I cannot understand Deputy Allen's anxiety now about coastal erosion. Deputy Allen was a member of the House long before I became a Deputy.

Just a while.

When I became Minister for Lands in 1948, one of the first problems that came before me was a matter of coast erosion, the repair of embankments in County Kerry. The history of that case was that, in 1942, a particularly strong sea made a breach in an embankment and flooded about 200 acres of land. A Land Commission inspector was sent out to investigate. His report was that £180 would repair the breach, provided the work was put in hands within a week. Deputy Allen's Government was in power from February, 1942, to the end of 1948. When the change of Government came about in 1948, I and the Minister for Finance, Deputy McGilligan, were saddled with the responsibility of providing £17,000 to repair a half-mile of the embankment, which was perfect in 1942, but which, with every tide during all those years, had been wiped out. Now Deputy Corry and Deputy Allen are very concerned about coast erosion. There was one glaring instance.
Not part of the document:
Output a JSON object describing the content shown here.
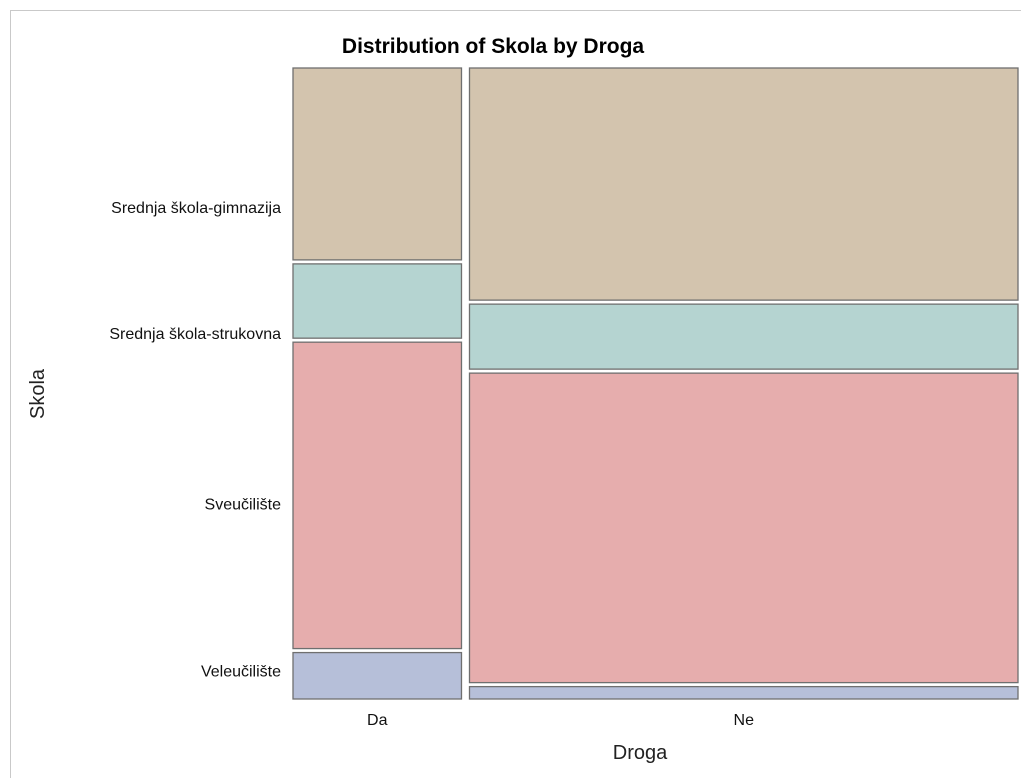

Much the same thing happened in Rossbanagher, in Clare, and in several other places.

It appears that when these Deputies are in opposition, the Government has a very big responsibility to do certain things, but when their Party is in Government, they allow wholesale waste to occur. A few hundred pounds spent at the right moment would save the expenditure of huge sums later on. I fail to see how their anxiety can be justified under the Bill now before the House.

The Minister wants to put a burden on the ratepayers.

Progress reported; Committee to sit again.